The Battleship USS Iowa Museum is a maritime museum located at the Port of Los Angeles in San Pedro, Los Angeles, California, United States. The museum's main artifact is the USS Iowa (BB-61), lead ship of the Iowa class of battleships.

== History ==
USS Iowa (BB-61) was the lead ship of the last class of U.S. Navy battleships to be built by the United States. The battleship was originally commissioned in 1943, and served during World War II, the Korean War, and through the Cold War. Iowa earned 11 battle stars during her career and hosted three U.S. Presidents, ultimately earning the nicknames Battleship of Presidents and Big Stick. Iowa was awarded to the Pacific Battleship Center on September 6, 2011 for display at the Port of Los Angeles in San Pedro, California – home to the United States Battle Fleet from 1919 to 1940.
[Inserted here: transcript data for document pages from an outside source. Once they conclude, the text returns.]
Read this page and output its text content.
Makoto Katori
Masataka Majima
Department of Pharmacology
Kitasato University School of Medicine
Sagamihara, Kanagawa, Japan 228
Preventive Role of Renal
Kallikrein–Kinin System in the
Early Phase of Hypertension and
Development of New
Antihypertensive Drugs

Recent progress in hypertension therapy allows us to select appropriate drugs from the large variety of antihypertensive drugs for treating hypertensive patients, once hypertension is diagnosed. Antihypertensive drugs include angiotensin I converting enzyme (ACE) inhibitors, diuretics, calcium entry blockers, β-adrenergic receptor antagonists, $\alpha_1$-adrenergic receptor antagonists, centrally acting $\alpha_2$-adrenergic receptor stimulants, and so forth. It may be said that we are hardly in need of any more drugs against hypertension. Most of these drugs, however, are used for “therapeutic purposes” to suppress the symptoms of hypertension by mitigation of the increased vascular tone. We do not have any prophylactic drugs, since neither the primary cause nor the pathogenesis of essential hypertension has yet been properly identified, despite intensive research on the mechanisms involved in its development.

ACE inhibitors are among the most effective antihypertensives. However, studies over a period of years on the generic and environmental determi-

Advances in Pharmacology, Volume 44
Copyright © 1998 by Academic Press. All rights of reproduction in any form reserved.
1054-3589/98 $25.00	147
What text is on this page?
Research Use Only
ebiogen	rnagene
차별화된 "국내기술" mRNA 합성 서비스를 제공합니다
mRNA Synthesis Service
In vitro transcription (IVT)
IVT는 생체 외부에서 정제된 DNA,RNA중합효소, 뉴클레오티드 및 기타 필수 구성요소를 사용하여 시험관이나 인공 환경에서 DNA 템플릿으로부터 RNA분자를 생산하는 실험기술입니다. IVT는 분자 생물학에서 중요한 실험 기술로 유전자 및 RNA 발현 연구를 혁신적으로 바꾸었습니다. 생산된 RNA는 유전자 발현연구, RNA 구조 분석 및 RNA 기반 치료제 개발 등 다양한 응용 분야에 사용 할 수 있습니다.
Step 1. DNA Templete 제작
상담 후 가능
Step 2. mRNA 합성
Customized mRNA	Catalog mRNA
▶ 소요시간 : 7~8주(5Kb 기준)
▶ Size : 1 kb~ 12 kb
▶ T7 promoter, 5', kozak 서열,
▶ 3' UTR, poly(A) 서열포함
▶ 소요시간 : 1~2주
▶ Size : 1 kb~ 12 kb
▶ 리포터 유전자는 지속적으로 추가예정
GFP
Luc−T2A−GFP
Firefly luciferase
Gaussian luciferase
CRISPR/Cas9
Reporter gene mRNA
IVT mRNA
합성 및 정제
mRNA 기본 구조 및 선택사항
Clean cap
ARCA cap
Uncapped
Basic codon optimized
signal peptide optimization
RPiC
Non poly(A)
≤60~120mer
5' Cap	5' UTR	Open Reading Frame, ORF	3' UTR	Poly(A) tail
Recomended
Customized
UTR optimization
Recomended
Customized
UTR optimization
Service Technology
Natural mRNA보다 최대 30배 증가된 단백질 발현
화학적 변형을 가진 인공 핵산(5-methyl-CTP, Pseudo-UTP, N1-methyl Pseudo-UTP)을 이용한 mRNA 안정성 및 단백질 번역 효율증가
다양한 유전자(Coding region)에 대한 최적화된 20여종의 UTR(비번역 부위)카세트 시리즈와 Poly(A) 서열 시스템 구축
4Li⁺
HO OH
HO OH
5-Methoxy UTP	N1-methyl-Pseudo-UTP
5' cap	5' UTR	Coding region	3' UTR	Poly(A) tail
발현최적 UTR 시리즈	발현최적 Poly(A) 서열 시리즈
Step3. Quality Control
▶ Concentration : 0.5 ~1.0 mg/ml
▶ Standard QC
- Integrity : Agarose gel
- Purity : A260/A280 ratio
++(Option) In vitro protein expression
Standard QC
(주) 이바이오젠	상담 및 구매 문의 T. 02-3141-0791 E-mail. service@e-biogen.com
On October 27, 2011, the battleship was relocated from Suisun Bay Reserve Fleet to the Port of Richmond, California for painting and refurbishment. On May 27, 2012, Iowa was towed underneath the Golden Gate Bridge, on the bridge's 75th anniversary, for her final journey to Los Angeles.
Iowa opened in Los Angeles on July 4, 2012 to a crowd of over 1,500 supporters and veterans at Port of Los Angeles Berth 87. The USS Iowa Museum offers daily tours, group programs, education visits, special events, filming, military ceremonies, and is in the process of starting an overnight program.

Daily tours include visits to see the largest guns (16"/50 caliber) on a U.S. Navy ship, officers ward room, President Roosevelt's cabin, armored bridge, missile decks, enlisted berthing, mess decks, helicopter deck, and other areas. The ship is located at the Los Angeles World Cruise Center and has over 2,100 parking spaces available.

Iowa has played various roles in films and television series including NCIS: Los Angeles, American Warships, Bermuda Tentacles, The Rookie, and Dark Rising. Iowa is home to annual American-focused events including the City of Los Angeles Veterans Appreciation, a Memorial Day Celebration, and September 11 remembrance.